The solution to a technology problem is not always more technology. Sometimes, the best way to solve a technological challenge is to go back to square one and eliminate the inherent problem with the original technology.

Case in point: chlorofluorocarbons (CFCs) and the hole they were creating in the ozone layer. People didn't reverse the tendency of CFCs to thin the ozone layer by devising orbiting CFC vacuums to suck up the offending gases before they reached the ozone layer. No, the global community at large agreed to phase out the use of CFCs and move toward other aerosol propellents and coolants that didn't threaten to punch a cancer-causing hole in the atmosphere.
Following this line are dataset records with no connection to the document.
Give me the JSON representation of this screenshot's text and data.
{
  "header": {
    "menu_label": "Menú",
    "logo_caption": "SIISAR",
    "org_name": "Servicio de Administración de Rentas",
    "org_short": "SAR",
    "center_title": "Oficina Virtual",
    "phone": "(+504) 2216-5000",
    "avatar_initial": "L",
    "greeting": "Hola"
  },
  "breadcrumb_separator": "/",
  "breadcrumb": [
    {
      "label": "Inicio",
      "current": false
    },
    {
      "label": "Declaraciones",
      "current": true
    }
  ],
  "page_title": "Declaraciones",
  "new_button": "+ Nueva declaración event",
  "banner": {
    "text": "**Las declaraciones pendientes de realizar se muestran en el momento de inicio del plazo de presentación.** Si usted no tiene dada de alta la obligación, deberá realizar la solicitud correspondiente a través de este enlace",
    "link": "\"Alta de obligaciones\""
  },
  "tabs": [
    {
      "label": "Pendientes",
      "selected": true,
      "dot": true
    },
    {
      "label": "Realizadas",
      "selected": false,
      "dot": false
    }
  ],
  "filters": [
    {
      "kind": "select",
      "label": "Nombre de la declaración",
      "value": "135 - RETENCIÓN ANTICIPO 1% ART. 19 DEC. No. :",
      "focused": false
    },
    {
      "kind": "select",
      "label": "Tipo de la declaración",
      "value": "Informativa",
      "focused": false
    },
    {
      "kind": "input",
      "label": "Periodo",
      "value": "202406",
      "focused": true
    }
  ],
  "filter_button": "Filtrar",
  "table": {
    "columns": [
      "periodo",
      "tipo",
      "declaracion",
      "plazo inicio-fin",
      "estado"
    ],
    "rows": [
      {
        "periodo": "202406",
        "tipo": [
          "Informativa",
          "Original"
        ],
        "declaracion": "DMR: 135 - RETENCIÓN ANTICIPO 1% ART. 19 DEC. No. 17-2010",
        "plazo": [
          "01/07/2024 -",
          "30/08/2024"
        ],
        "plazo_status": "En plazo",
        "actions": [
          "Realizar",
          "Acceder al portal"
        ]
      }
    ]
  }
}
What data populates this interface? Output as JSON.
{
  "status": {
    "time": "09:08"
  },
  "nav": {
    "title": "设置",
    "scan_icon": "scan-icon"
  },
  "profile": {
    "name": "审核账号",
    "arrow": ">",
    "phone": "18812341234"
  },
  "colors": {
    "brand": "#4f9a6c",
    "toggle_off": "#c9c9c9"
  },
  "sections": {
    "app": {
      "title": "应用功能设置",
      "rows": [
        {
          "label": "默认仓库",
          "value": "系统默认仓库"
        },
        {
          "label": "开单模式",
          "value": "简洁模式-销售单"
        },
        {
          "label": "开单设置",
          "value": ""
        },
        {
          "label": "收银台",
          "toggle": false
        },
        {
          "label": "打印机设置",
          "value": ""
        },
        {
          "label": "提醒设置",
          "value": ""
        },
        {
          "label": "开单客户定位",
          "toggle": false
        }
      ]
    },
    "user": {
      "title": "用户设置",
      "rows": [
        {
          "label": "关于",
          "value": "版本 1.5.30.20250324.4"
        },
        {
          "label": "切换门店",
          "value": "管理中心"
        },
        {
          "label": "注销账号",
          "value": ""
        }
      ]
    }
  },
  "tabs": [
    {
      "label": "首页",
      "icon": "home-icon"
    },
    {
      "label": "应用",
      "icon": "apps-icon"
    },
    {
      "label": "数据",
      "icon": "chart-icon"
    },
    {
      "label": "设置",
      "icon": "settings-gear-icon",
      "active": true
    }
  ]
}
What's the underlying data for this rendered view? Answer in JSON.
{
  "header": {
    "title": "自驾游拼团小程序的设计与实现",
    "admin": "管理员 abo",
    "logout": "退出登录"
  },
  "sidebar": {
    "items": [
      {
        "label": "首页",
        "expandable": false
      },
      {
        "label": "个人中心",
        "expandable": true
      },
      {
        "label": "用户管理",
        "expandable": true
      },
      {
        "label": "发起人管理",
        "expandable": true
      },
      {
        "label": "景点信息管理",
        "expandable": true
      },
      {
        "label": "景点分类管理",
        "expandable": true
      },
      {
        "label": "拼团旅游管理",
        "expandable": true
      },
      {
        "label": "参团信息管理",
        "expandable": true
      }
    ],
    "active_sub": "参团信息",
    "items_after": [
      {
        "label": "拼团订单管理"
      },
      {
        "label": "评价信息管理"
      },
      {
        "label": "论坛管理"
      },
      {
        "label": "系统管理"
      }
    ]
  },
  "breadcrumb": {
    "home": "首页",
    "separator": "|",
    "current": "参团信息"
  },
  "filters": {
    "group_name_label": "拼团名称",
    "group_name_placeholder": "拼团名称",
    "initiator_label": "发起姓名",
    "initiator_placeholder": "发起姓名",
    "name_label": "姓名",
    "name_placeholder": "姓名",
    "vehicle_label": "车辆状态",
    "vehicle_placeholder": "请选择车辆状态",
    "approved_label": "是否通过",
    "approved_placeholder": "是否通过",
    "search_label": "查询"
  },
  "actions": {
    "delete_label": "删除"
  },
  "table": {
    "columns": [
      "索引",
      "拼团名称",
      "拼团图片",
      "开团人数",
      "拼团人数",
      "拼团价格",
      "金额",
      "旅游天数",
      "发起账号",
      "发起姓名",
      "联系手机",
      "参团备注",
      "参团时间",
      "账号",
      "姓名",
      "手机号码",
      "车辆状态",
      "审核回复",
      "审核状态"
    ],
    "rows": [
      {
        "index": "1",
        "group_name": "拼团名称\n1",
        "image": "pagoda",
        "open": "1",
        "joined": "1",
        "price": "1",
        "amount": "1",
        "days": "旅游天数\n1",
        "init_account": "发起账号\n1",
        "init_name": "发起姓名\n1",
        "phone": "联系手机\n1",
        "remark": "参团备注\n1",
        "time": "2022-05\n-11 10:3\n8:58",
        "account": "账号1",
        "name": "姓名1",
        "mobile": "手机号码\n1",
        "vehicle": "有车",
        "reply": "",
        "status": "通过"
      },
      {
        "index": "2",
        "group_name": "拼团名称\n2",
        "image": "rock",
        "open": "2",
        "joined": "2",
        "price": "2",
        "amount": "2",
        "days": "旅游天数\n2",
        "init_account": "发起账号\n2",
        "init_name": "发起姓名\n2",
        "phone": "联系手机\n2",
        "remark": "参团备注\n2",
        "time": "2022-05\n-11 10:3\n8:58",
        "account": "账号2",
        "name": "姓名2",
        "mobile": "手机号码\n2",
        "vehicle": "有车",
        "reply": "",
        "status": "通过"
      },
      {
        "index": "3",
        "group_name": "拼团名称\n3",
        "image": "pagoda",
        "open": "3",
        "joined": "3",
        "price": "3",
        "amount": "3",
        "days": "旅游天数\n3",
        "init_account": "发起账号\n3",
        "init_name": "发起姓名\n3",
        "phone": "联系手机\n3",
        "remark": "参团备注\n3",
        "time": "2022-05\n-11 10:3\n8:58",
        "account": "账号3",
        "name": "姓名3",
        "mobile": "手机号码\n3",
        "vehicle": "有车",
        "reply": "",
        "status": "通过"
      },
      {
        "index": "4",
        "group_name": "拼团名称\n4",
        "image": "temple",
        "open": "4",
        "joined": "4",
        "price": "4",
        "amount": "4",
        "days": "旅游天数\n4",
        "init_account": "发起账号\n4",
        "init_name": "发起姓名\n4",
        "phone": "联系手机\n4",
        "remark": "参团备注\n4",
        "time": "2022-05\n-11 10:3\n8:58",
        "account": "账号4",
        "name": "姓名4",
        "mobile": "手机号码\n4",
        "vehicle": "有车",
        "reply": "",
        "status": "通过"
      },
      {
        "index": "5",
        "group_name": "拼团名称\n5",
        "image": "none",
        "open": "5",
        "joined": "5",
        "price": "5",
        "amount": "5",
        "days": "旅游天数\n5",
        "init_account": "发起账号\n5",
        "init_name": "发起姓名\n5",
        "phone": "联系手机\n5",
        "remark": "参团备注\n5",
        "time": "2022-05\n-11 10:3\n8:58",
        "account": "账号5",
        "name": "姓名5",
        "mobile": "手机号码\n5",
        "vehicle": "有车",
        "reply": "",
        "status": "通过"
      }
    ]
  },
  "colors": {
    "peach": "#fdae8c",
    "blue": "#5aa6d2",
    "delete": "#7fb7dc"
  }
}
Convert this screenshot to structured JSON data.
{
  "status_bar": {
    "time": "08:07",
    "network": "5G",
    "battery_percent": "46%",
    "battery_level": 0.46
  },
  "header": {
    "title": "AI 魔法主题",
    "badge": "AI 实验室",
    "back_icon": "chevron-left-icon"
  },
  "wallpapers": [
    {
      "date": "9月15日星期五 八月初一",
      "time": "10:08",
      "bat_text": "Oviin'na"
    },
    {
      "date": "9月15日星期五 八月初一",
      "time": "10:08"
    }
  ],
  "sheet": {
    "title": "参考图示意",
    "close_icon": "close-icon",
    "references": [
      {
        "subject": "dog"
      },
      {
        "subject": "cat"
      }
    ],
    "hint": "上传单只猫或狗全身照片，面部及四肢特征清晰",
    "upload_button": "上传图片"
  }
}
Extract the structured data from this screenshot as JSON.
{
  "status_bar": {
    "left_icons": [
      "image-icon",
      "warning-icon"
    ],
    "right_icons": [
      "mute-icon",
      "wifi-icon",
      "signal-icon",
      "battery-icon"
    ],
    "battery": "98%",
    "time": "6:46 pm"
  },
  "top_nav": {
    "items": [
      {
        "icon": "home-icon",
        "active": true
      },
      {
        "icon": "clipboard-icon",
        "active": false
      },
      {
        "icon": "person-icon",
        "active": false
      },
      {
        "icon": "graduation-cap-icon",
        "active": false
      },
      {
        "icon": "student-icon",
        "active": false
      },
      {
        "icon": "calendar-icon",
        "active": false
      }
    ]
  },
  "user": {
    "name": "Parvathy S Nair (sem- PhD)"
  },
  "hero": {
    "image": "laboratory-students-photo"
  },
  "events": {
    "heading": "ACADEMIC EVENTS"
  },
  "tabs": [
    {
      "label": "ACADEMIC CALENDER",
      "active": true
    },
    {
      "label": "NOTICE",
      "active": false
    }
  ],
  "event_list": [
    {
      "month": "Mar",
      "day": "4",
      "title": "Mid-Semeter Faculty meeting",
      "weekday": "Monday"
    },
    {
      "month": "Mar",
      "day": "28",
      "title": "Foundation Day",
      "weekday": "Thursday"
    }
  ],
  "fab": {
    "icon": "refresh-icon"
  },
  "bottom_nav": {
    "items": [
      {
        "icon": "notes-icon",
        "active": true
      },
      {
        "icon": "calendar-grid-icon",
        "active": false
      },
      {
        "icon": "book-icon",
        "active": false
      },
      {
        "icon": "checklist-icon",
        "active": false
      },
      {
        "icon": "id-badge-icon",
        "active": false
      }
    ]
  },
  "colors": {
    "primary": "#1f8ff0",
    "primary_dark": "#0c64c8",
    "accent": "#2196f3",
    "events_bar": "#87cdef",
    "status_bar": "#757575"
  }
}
On the flip side, consider the abhorrent "solution" some scientists claim to have found to the threat of mad cow disease. Rather than simply eliminate completely the feeding of other cow and animal parts to cows, which are natural grass-eaters, not meat-eaters, some researchers say the answer is genetically engineered cows whose genes are no longer capable of producing the prions that cause mad cow disease.

Which is why I found the advice proffered in a recent Inc. Magazine column on predicting the future so galling, wrong-headed and downright dangerous:

"Don't worry!" the caption chirpily reassures readers, "Today's rapid rate of change means that problems like global warming may be solved faster than we expect."

Now I understand the reasoning behind the column: that future technologies barely foreseen today could eliminate our current greenhouse gas-spewing dependence on fossil fuels. That might be true, but if it takes only 10 quick years to reach that point -- wildly optimistic, given how slowly the wheels of research and development turn -- that's still 10 more years of us pumping damaging tons of carbon dioxide into the air, which climate experts say will linger and do harm for decades to come.

A greener lifestyle today, on the other hand, will help stave off those increases starting now and give us time to work on longer-term solutions. "Don't worry" is hardly the message we should be getting right now.